With Labor enjoying its longest term in office, and with a Labor government having been re-elected for the first time in 1946, it might have gone into the 1949 elections with a degree of confidence based on a substantial record of achievement. But with the mood of the nation now uncertain and with the peculiar circumstances of the elections being fought for the first time for a greatly enlarged Parliament – the House of Representatives up to 123 from 75 and the Senate up to 60 from 36 – a great many unknowns clouded the horizon.

Within days, opposition leader Robert Menzies had organised a public meeting in the Sydney Town Hall and, in a speech, likened the move to “fascism”, saying it was part of “the Chifley pattern” of “coming dictatorship in Australia”.

Chifley might have changed his approach, but a full month passed before he addressed it again publicly, merely reiterating his firm belief that the government must have full control over the economy, especially in times of great economic uncertainty.

In October 1947, Chifley introduced his banking legislation to Parliament, arguing the control of money and credit was too important to be left in the hands of private banks. Government, he said, would be able to guard against both depression and inflation, and “open a long-locked doorway to the development of a monetary and banking system truly adequate to our national requirements and wholly devoted to the service of Australia”.

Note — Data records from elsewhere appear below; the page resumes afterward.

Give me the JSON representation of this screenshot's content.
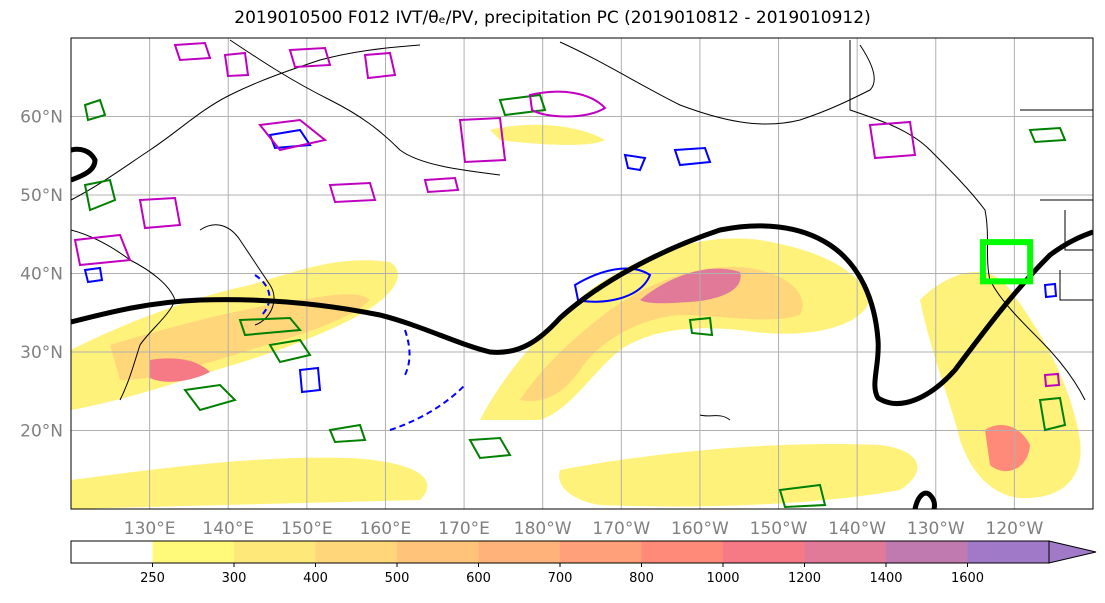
{
  "title": "2019010500 F012 IVT/θₑ/PV, precipitation PC (2019010812 - 2019010912)",
  "map": {
    "lon_range": [
      120,
      250
    ],
    "lat_range": [
      10,
      70
    ],
    "lat_labels": [
      "60°N",
      "50°N",
      "40°N",
      "30°N",
      "20°N"
    ],
    "lat_ticks": [
      60,
      50,
      40,
      30,
      20
    ],
    "lon_labels": [
      "130°E",
      "140°E",
      "150°E",
      "160°E",
      "170°E",
      "180°W",
      "170°W",
      "160°W",
      "150°W",
      "140°W",
      "130°W",
      "120°W"
    ],
    "lon_ticks": [
      130,
      140,
      150,
      160,
      170,
      180,
      190,
      200,
      210,
      220,
      230,
      240
    ],
    "target_box": {
      "lon": [
        236,
        242
      ],
      "lat": [
        39,
        44
      ],
      "color": "#00ff00"
    },
    "theta_e_contour_color": "#000000",
    "pv_colors": {
      "positive": "#008000",
      "negative": "#0000ff",
      "other": "#c000c0"
    }
  },
  "colorbar": {
    "levels": [
      "250",
      "300",
      "400",
      "500",
      "600",
      "700",
      "800",
      "1000",
      "1200",
      "1400",
      "1600"
    ],
    "colors": [
      "#ffffff",
      "#fffa7a",
      "#ffe87a",
      "#ffd67a",
      "#ffc47a",
      "#ffb27a",
      "#ffa07a",
      "#ff8a7a",
      "#f57a86",
      "#e07a98",
      "#c07ab0",
      "#a07ac8"
    ]
  }
}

ben chifley robert menzies
Ben Chifley’s defeat at the hands of Robert Menzies in 1949 was probably helped by his poor handling of the bank nationalisation. Photos: AAP

But before the legislation could be implemented, a challenge by the private banks to the High Court in 1948 was upheld on constitutional grounds and an appeal by the Commonwealth to the Privy Council was dismissed in 1949. In what amounted to another tactical miscalculation, a defiant Chifley retained the invalid acts on the statute books, much to the delight of Labor’s opponents who continued to make capital from it.

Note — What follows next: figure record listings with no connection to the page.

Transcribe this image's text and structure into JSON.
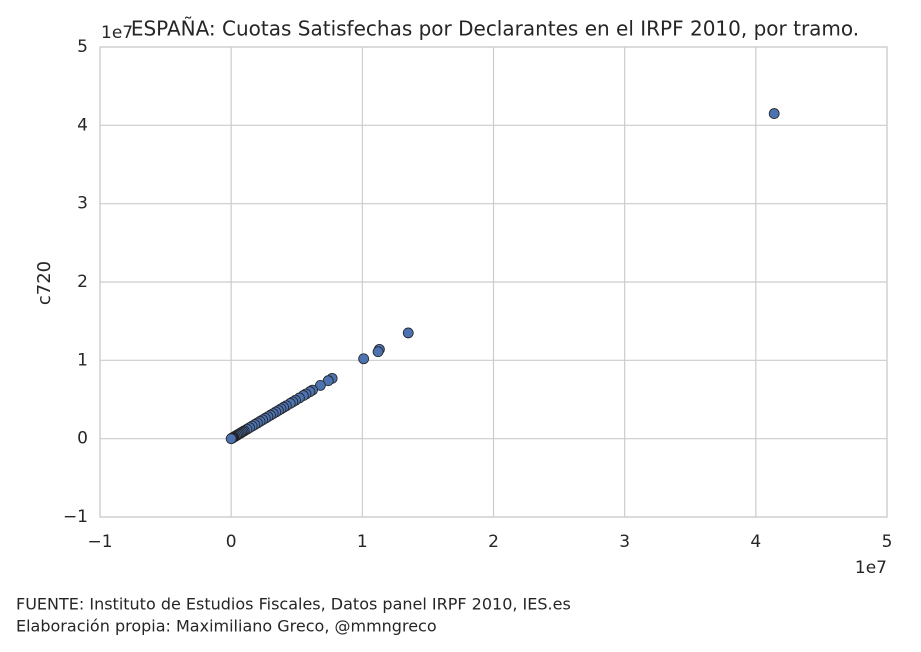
{
  "chart_data": {
    "type": "scatter",
    "title": "ESPAÑA: Cuotas Satisfechas por Declarantes en el IRPF 2010, por tramo.",
    "ylabel": "c720",
    "x_offset_label": "1e7",
    "y_offset_label": "1e7",
    "footnotes": [
      "FUENTE: Instituto de Estudios Fiscales, Datos panel IRPF 2010, IES.es",
      "Elaboración propia: Maximiliano Greco, @mmngreco"
    ],
    "color": "#4c72b0",
    "grid": true,
    "xlim": [
      -1,
      5
    ],
    "ylim": [
      -1,
      5
    ],
    "xticks": [
      {
        "value": -1,
        "label": "−1"
      },
      0,
      1,
      2,
      3,
      4,
      5
    ],
    "yticks": [
      {
        "value": -1,
        "label": "−1"
      },
      0,
      1,
      2,
      3,
      4,
      5
    ],
    "x": [
      4.14,
      1.35,
      1.13,
      1.12,
      1.01,
      0.77,
      0.74,
      0.68,
      0.62,
      0.6,
      0.57,
      0.55,
      0.52,
      0.49,
      0.47,
      0.45,
      0.42,
      0.4,
      0.38,
      0.36,
      0.34,
      0.32,
      0.3,
      0.28,
      0.26,
      0.24,
      0.22,
      0.2,
      0.18,
      0.16,
      0.14,
      0.12,
      0.1,
      0.09,
      0.08,
      0.07,
      0.06,
      0.05,
      0.04,
      0.03,
      0.02,
      0.015,
      0.01,
      0.005,
      0
    ],
    "values": [
      4.15,
      1.35,
      1.14,
      1.11,
      1.02,
      0.77,
      0.74,
      0.68,
      0.62,
      0.6,
      0.57,
      0.55,
      0.52,
      0.49,
      0.47,
      0.45,
      0.42,
      0.4,
      0.38,
      0.36,
      0.34,
      0.32,
      0.3,
      0.28,
      0.26,
      0.24,
      0.22,
      0.2,
      0.18,
      0.16,
      0.14,
      0.12,
      0.1,
      0.09,
      0.08,
      0.07,
      0.06,
      0.05,
      0.04,
      0.03,
      0.02,
      0.015,
      0.01,
      0.005,
      0
    ]
  }
}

In a very real sense, Chifley, the government and Labor never regained the initiative after such an inept start.

The uncertainty was magnified by a range of post-war concerns and expectations that the expansionary 1949 budget brought into sharp focus. The nation was still war weary, tired of austerity and impatient with rationing and controls; people also wanted to spend their accumulated savings on the new household goods starting to appear in stores and the taxation burden was resented.

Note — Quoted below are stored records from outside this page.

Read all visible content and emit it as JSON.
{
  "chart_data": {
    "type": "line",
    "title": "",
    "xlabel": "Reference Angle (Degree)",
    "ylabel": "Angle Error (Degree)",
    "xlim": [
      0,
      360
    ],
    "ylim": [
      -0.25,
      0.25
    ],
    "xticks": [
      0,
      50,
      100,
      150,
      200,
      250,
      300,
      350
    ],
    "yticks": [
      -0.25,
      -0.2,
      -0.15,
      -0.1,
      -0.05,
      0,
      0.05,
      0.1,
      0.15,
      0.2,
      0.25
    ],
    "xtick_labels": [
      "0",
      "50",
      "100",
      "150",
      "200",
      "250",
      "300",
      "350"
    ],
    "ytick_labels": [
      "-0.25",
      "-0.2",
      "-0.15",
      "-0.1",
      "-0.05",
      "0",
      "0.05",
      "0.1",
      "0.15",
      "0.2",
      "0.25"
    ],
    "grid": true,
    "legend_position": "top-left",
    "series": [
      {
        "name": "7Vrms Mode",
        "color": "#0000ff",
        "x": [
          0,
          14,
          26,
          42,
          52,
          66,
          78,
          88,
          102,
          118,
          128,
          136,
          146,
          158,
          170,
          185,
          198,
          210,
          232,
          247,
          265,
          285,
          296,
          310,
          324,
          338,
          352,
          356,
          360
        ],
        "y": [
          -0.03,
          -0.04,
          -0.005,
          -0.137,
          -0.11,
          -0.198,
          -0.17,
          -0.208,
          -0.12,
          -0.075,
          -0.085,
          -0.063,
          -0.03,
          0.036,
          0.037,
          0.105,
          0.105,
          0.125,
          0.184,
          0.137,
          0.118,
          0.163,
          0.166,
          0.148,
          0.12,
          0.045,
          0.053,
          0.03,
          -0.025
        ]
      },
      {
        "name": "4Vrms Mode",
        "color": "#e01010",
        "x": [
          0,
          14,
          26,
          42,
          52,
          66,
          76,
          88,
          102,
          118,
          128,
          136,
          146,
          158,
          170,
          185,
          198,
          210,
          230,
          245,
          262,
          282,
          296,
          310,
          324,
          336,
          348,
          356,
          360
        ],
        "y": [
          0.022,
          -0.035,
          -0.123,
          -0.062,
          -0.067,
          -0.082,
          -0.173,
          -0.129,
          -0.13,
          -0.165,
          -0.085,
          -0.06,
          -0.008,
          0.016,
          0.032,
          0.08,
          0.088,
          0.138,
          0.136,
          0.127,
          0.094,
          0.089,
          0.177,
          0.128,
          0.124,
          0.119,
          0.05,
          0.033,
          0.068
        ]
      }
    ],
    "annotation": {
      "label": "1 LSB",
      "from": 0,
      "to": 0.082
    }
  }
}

Further, rising inflation was a problem, with the Consumer Price Index rising by more than 10 per cent in 1949. It was little wonder that Menzies’ pledges to end rationing and ‘put value back in the Pound’ fell on such eagerly receptive ears.

Labor’s enemies, notably the banks and most big business but also including the doctors who objected to subsidised medical care, were organising like never before; in all, they commanded a campaign war chest estimated at ten times that of Labor.

Prominent Catholics, like Archbishop Duhig in Brisbane, also campaigned preaching that a vote for the ‘socialist’ ALP was inconsistent with Catholic doctrines.

The issues of bank nationalisation and medical benefits were not in themselves fatal flaws; indeed, they enjoyed strong support in Labor’s heartland, but the cumulative effect in tandem with the Communist scare acted as a deterrent to many lower middle-class, swinging voters who most likely had voted ALP in 1943 and 1946.

The association of Labor with wartime rationing and controls contrasted sharply with the image of the young, energetic ex-servicemen promoted by the Liberal Party who preached the virtues of free enterprise.

That defeat in 1949 consigned federal Labor to the wilderness for a generation.